Three years later, pregnant with her second child, A. sat down on the sofa and turned on the television set once again. Once again a film was playing, and once again it was “The Nun’s Story,” with Audrey Hepburn. Even more remarkable (and A. was very emphatic about this point), she had tuned in to the film at the precise moment where she left off three years earlier. This time, she was able to see the film through to the end. Less than fifteen minutes later, her water broke, and she went off tot he hospital to give birth for the second time.
These two daughters are A.’s only children. The first labor was extremely difficult (my friend nearly didn’t make it and was ill for many months afterward), but the second delivery went smoothly, with no complications of any kind.
Orwell and Didion’s pieces are traditional essays, with personal episodes that spin into ideas, which they pull in unexpected directions.
Auster’s image-driven piece might be described as either a collage essay or a lyric essay.

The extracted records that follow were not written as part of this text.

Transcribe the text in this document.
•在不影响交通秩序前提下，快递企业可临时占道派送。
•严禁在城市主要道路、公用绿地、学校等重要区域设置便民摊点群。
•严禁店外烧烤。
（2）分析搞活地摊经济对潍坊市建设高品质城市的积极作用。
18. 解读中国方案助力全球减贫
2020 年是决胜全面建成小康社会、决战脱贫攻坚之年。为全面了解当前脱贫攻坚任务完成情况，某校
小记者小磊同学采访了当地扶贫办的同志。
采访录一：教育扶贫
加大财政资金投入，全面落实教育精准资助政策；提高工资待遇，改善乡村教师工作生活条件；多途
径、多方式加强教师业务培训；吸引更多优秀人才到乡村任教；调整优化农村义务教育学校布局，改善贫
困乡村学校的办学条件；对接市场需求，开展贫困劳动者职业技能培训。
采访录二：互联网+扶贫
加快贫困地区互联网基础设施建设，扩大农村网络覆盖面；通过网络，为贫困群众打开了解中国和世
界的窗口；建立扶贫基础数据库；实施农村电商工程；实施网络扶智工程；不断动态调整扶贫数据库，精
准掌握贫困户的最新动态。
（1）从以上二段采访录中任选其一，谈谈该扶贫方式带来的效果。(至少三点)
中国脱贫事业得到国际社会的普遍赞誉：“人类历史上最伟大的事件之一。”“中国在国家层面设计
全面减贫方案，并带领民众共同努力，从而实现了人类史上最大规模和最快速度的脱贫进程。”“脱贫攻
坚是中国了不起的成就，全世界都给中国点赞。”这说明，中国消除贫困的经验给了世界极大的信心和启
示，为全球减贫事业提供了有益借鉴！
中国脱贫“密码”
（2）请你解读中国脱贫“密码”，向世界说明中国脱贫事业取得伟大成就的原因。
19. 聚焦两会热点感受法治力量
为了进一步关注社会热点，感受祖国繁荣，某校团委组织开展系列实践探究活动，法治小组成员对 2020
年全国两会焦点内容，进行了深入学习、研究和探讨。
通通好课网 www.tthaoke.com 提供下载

A series of unconnected, vividly written scenes that readers must yoke together on their own. The connections made explicitly in a traditional essay are made implicitly in a lyric essay. Many say the lyric essay and its variants (collage/segmented, braided, hermit crab essays) are as much poetry and memoir as essay.
The writing exercise: In 200-300 words, use a memory to tell me why you write. You can be as expository about why you write as Orwell or Didion, or as indirect as Auster.